Eco is the neutral aggregator and orchestration platform sitting between issuers, liquidity venues, and institutional consumers of stablecoin flow. It does not issue a stablecoin, does not act as a market maker, and does not take principal risk. It coordinates primary mint access, onchain liquidity, and offchain RFQ inventory so an institutional integration speaks to one platform and reaches every issuer and every chain.

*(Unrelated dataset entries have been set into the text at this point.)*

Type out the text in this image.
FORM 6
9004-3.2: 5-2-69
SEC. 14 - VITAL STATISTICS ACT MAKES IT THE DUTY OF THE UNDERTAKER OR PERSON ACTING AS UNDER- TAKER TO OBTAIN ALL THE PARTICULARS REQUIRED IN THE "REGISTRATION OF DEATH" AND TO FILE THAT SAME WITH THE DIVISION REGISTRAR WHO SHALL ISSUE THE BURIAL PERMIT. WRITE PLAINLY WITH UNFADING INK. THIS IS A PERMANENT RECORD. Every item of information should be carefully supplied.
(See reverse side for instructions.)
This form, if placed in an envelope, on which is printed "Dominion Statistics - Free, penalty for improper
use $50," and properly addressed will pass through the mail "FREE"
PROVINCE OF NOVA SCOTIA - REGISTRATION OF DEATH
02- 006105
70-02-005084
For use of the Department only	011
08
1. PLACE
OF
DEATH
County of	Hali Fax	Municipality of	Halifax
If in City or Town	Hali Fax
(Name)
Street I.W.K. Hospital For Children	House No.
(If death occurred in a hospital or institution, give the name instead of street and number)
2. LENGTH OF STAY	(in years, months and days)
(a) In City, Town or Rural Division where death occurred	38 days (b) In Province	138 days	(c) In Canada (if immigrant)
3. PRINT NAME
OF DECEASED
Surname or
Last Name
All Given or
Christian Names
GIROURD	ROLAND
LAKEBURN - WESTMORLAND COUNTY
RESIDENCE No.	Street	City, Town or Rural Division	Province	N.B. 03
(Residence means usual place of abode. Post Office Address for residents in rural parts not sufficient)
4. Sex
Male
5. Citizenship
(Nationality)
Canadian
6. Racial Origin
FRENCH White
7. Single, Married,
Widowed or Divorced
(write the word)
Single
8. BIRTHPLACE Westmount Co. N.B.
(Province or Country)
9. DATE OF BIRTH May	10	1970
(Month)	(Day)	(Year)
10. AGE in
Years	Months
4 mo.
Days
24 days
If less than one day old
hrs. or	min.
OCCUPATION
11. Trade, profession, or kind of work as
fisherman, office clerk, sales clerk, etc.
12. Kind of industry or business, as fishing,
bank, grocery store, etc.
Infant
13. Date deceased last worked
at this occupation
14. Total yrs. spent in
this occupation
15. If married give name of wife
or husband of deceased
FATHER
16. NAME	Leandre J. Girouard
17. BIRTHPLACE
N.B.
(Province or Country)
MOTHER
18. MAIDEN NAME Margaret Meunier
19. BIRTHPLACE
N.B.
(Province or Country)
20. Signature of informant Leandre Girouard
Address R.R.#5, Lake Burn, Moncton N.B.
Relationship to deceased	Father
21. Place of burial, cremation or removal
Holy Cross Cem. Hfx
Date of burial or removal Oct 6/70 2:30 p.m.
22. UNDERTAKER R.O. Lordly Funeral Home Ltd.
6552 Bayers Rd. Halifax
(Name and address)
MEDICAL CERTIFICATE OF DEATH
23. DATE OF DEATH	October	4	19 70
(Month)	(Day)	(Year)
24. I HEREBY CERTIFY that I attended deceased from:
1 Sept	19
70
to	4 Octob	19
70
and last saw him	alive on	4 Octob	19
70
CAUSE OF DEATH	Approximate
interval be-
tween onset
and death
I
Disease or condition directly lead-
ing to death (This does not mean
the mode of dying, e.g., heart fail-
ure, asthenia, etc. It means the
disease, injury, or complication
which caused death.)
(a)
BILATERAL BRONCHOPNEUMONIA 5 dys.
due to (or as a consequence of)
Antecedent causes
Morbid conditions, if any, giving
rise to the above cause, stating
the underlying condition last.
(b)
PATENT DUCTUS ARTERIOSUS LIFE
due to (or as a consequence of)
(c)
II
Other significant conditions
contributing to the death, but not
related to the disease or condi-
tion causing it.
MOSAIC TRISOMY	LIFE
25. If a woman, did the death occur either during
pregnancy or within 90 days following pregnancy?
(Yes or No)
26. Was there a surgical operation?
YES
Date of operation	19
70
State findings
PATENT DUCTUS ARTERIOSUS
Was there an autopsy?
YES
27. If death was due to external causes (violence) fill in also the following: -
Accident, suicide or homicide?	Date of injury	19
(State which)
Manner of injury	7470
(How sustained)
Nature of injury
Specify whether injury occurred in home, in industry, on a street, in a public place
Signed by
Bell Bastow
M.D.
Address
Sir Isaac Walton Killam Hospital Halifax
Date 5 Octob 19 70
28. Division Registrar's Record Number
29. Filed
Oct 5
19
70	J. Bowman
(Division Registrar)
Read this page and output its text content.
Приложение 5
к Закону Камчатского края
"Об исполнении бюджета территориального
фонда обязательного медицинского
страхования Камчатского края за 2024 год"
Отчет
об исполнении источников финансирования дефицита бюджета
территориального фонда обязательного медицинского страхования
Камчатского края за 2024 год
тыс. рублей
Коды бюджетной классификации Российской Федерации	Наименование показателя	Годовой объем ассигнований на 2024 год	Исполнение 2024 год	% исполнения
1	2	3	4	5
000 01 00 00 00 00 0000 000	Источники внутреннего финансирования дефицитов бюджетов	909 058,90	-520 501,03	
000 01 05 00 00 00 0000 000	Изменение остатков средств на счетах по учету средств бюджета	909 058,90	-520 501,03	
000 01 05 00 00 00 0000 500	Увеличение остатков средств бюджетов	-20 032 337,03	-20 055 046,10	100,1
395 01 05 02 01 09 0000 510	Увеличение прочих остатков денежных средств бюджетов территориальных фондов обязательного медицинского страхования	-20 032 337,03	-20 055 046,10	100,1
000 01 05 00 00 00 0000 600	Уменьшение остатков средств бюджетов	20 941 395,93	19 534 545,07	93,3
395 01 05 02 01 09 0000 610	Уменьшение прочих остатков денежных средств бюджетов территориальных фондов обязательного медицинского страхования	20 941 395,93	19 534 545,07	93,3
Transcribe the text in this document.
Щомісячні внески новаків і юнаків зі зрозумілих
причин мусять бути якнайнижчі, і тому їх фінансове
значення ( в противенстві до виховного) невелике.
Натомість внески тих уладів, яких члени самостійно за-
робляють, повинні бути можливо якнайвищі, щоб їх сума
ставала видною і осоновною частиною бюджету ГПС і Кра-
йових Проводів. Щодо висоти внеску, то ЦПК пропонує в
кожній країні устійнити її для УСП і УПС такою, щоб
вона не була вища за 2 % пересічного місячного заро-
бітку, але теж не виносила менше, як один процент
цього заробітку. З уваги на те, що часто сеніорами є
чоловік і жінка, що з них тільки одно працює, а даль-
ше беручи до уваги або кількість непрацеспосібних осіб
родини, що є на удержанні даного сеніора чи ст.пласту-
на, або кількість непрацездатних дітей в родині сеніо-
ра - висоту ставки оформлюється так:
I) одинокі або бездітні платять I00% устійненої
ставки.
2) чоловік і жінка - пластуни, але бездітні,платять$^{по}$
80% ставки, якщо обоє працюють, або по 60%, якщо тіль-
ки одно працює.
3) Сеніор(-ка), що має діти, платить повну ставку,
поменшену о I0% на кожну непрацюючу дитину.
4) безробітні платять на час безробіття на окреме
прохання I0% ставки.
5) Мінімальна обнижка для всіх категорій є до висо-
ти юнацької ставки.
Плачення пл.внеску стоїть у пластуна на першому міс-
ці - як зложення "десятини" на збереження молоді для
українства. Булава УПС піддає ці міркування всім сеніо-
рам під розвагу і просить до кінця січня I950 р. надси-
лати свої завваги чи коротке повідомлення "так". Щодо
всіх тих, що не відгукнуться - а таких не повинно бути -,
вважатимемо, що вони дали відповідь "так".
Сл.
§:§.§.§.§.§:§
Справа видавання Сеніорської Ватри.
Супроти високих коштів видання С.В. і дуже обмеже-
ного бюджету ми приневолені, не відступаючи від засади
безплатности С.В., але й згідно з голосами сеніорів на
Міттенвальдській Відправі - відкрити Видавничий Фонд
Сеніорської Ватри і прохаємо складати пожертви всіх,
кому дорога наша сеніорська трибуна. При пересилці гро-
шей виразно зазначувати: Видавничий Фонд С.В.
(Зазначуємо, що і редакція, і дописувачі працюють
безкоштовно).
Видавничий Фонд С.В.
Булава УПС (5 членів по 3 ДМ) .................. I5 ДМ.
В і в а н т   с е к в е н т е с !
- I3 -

The architecture is consistent with the lessons from TradFi clearing. A neutral routing platform is more durable than any individual issuer relationship because its value compounds with each additional issuer, custodian, and OTC desk that connects to it. Best-execution analytics, mint-relationship breadth, and cross-issuer reference data are the network effects that make the orchestration layer the well everyone comes to drink from. Cross-issuer stablecoin fungibility is the standard the market is converging on, and the neutral orchestration layer is the infrastructure that delivers it.

Methodology

Stablecoin supply figures are pulled from the DeFiLlama stablecoin dashboard as of June 5, 2026, and reflect total reported circulating supply across all supported chains. Market share calculations divide individual issuer supply by total reported stablecoin market cap of $315.3B on the same date. CCTP coverage references the Circle CCTP documentation. TradFi clearing analogues reference the Federal Reserve National Settlement Service and the BIS Quarterly Review on the singleness of money. Regulatory framing draws on BIS Working Paper 905, the IOSCO Policy Recommendations, and the ECB Macroprudential Bulletin on stablecoins.